A: "A less fundamental but very practical contribution of our lab was to greatly speed up deep supervised feedforward NNs on fast graphics processors originally developed for the video game industry, in particular, convolutional NN architectures (Fukushima 1979 ; Weng 1993 ) trained (LeCun et al 1989 , Ranzato et al 2007 ) by Linnainmaa's old back-propagation technique  mentioned above. In 2009, many still believed that unsupervised pretraining is required to train deep NNs. However, without any such pretraining, my team headed by Dan Ciresan [18, 19] could win a whole string of machine learning competitions, dramatically outperforming previous systems, achieving the first superhuman image recognition in 2011, the first deep learners to win object detection and image segmentation contests in 2012, the best cancer detection in medical images (2012), the victory in the MICCAI Grand Challenge (2013), etc. Today, many famous companies are using this approach for a multitude of applications ."
|Q:|| ||What was your path to success during the so-called “Neural Network Winter” of the 1990s and how did others perceive your pioneering work?
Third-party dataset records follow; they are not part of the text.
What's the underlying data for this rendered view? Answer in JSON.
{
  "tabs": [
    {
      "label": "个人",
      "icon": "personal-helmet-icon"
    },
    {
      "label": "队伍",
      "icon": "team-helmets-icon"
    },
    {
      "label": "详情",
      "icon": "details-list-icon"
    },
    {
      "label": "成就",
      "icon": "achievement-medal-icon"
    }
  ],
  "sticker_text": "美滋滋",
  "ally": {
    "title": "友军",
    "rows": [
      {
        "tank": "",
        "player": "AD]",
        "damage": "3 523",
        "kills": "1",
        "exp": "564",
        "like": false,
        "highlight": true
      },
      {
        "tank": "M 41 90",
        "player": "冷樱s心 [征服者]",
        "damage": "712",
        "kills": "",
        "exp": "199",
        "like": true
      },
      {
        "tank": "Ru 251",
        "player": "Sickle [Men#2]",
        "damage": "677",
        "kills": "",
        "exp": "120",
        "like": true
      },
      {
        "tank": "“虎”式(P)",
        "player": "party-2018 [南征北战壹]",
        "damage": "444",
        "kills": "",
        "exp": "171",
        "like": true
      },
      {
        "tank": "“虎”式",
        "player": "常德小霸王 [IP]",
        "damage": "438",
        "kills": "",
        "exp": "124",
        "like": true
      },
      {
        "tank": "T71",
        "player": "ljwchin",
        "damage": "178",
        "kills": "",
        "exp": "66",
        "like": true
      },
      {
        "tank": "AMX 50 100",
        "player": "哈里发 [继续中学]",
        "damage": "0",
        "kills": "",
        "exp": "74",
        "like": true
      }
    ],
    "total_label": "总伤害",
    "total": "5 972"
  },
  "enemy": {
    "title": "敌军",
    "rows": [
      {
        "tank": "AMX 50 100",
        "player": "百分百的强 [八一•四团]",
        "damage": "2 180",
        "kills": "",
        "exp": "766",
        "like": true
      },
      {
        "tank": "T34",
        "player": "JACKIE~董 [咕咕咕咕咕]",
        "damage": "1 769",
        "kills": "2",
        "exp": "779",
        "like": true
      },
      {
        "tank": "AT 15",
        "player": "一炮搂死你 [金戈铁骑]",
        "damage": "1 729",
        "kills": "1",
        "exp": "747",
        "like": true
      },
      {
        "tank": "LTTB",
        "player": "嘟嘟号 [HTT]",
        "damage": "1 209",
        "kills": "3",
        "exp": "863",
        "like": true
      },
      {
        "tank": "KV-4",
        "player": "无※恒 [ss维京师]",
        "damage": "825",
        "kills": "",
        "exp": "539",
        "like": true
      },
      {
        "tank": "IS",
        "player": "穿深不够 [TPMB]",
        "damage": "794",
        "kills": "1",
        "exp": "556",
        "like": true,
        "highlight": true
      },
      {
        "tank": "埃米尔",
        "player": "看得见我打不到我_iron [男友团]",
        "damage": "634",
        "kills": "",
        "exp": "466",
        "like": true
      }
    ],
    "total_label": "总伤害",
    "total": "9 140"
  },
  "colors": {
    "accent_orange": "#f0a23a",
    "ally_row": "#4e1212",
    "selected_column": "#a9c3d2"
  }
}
A: "In hindsight it is funny that for a long time, even well-known neural net experts in Canada and the US and other places failed to realize the potential of the very deep and recurrent NNs developed in our little pre-Alpine labs since the early 1990s. For example, in 1995, the first paper on LSTM got rejected by the well-known NIPS conference. But eventually those scientists have come around - today, they (and their companies) are heavily using our methods. "
|Q:|| ||Can you talk about unsupervised learning and what it might have to do with consciousness?
A: "True AI goes far beyond merely imitating teachers through deep NNs. This explains the interest in UNsupervised learning (UL). There are two types of UL: passive and active. Passive UL is simply about detecting regularities in observation streams. This means learning to encode data with fewer computational resources such as space and time and energy, e.g., data compression through predictive coding, which can be achieved to a certain extent by backpropagation, and can facilitate subsequent goal-directed learning, as shown by the very deep learner of 1991 mentioned earlier . It could deal with hundreds of subsequent neural processing stages. A variant thereof even emulates aspects of consciousness, through a recurrent "automatiser RNN" that absorbs or distills formerly "conscious" but later "subconscious" compressive subprograms learned earlier by a "conscious chunker RNN." Generally speaking, consciousness and self-awareness are overrated. I have always viewed them as natural by-products of compressing the observation history of a problem solver, by efficiently encoding frequent observations, including self-observations of the problem solver itself.
|Q:|| ||You have introduced a simple theory of curiosity and creativity. Can you talk about this pioneering work and have you already created simple AIs illustrating it?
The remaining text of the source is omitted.